Filed under: Amero, CAFTA, CFR, columbia, Condoleezza Rice, Congress, Costa Rica, El Salvador, european union, global elite, Globalism, guatemala, Honduras, i-35, Illegal Immigration, Mexican Trucks, Mexico, NAFTA, NAFTA Superhighway, New World Order, Nicaragua, North American Union, panama, Peru, single currency, TTC, Vicente Fox
U.S. Plans Outline a Subsidized Pan-American Highway
Jones Report
January 8, 2008
U.S. Title Code TITLE 23 > CHAPTER 2 > § 212 provides for the construction and maintenance of the Inter-American Highway program in cooperation with the Governments of the American Republics in Central America (i.e. Costa Rica, El Salvador, Guatemala, Honduras, Nicaragua and Panama).
“Title 23 of the US Code as currently published by the US Government reflects the laws passed by Congress as of Jan. 2, 2006.”
Under the code, the United States essentially pays for up to one-third of the total construction costs (depending on each nation’s wealth):
(a) Not to exceed one-third of the appropriation authorized for each fiscal year may be expended without requiring the country or countries in which such funds may be expended to match any part thereof, if the Secretary of State shall find that the cost of constructing said highway in such country or countries will be beyond their reasonable capacity to bear.
The U.S. also agrees to provide all the maintenance costs:
(5) will provide for the maintenance of said highway after its completion in condition adequately to serve the needs of present and future traffic.
The U.S. has cooperated with Latin America on highway systems since the first Pan American Highway Congress in Buenos Aires in 1925, but footing all the costs for infrastructure can’t be a good sign for expanded globalization to come.
This acceleration of hemispheric-consolidation only correlates with the passage CAFTA in the Central American States and the passage of ‘free trade’ agreements with Panama, Peru and Columbia during 2007. Further, Condoleezza Rice and President Bush have hailed the significant steps towards the broader ‘vision’ of a Pan-American Community.
“The founding ideal of our Pan-American Community, borne across many centuries and carried by us still, is the hope that life in the hemisphere would signify a break with the Old World, and a new beginning for all mankind,” Secretary Rice told the C.F.R. and the Organization of American States in October 2007.
“We now have the potential to create an unbroken chain of trading partners from Tierra del Fuego to the Arctic Circle,” Rice said to the OAS.
Vicente Fox has also advocated not only the North American Union, but hinted at a unified currency throughout the Americas sometime in the future during an appearance on Larry King Live.
An unbroken chain of trading partners– under ever-expanding ‘free trade’ blocs (yes, an oxymoron)– would certainly go hand-in-hand with an inter-connected, well-maintained highway– but subsidizing the expenses is no route to equal or independent nations inside a community, but rather a formula for guaranteeing centralized regional control.
That’s not to say that free travel and reasonably safe and convenient travel is not a worthwhile goal, but certainly many are concerned about the implications such a smaller hemisphere would mean for employment and wages.
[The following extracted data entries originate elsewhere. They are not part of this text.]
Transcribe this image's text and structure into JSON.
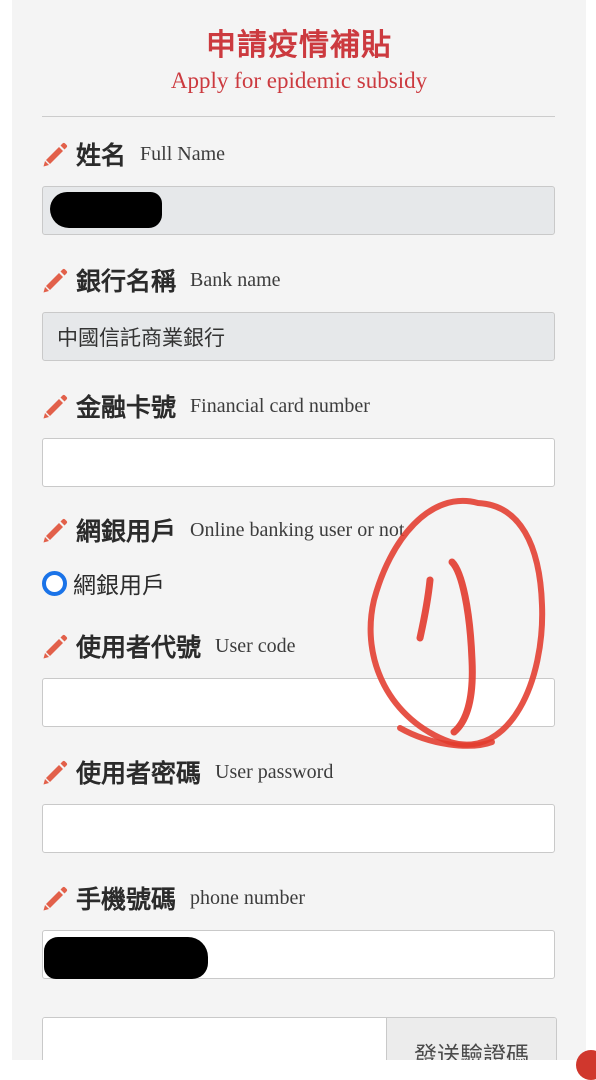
{
  "header": {
    "title": "申請疫情補貼",
    "subtitle": "Apply for epidemic subsidy"
  },
  "form": {
    "full_name": {
      "label_zh": "姓名",
      "label_en": "Full Name",
      "value": ""
    },
    "bank_name": {
      "label_zh": "銀行名稱",
      "label_en": "Bank name",
      "value": "中國信託商業銀行"
    },
    "card_number": {
      "label_zh": "金融卡號",
      "label_en": "Financial card number",
      "value": ""
    },
    "online_banking": {
      "label_zh": "網銀用戶",
      "label_en": "Online banking user or not",
      "option_label": "網銀用戶",
      "selected": true
    },
    "user_code": {
      "label_zh": "使用者代號",
      "label_en": "User code",
      "value": ""
    },
    "user_password": {
      "label_zh": "使用者密碼",
      "label_en": "User password",
      "value": ""
    },
    "phone_number": {
      "label_zh": "手機號碼",
      "label_en": "phone number",
      "value": ""
    },
    "verification": {
      "value": "",
      "send_button_label": "發送驗證碼"
    }
  },
  "icons": {
    "label_icon": "pencil-icon",
    "radio_icon": "radio-selected-icon"
  },
  "colors": {
    "title": "#cc3a3f",
    "pencil": "#e2604a",
    "radio": "#1a73e8",
    "readonly_field": "#e6e8ea",
    "annotation_stroke": "#e23b2e",
    "redaction": "#000000"
  }
}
Even Mexican farmers are now protesting free trade, illegal immigration and the effects of NAFTA, a position American farmers likely never steered from.
Meanwhile, Mexico has already announced its intention to microchip migrant workers coming from Central and South America and other places.
L. Ronald Scheman, founder of the Pan American Development foundation and Senior Advisor to Kissinger McLarty Associates proposes that opportunities to harmonize the Americas can lead to long-term integration along the same route taken by the E.U.— early on, the E.U. was nothing more than a Coal and Steel Community which eventually solidified unification:
“To him, the strategy was clear. ‘This proposal [for a coal and steel community] has an essential political objective: to make a breach in the ramparts of national sovereignty, which will be narrow enough to secure consent — but deep enough to open the way toward the unity that is essential to peace [and we might add, for our purposes in the Americas, for development].'”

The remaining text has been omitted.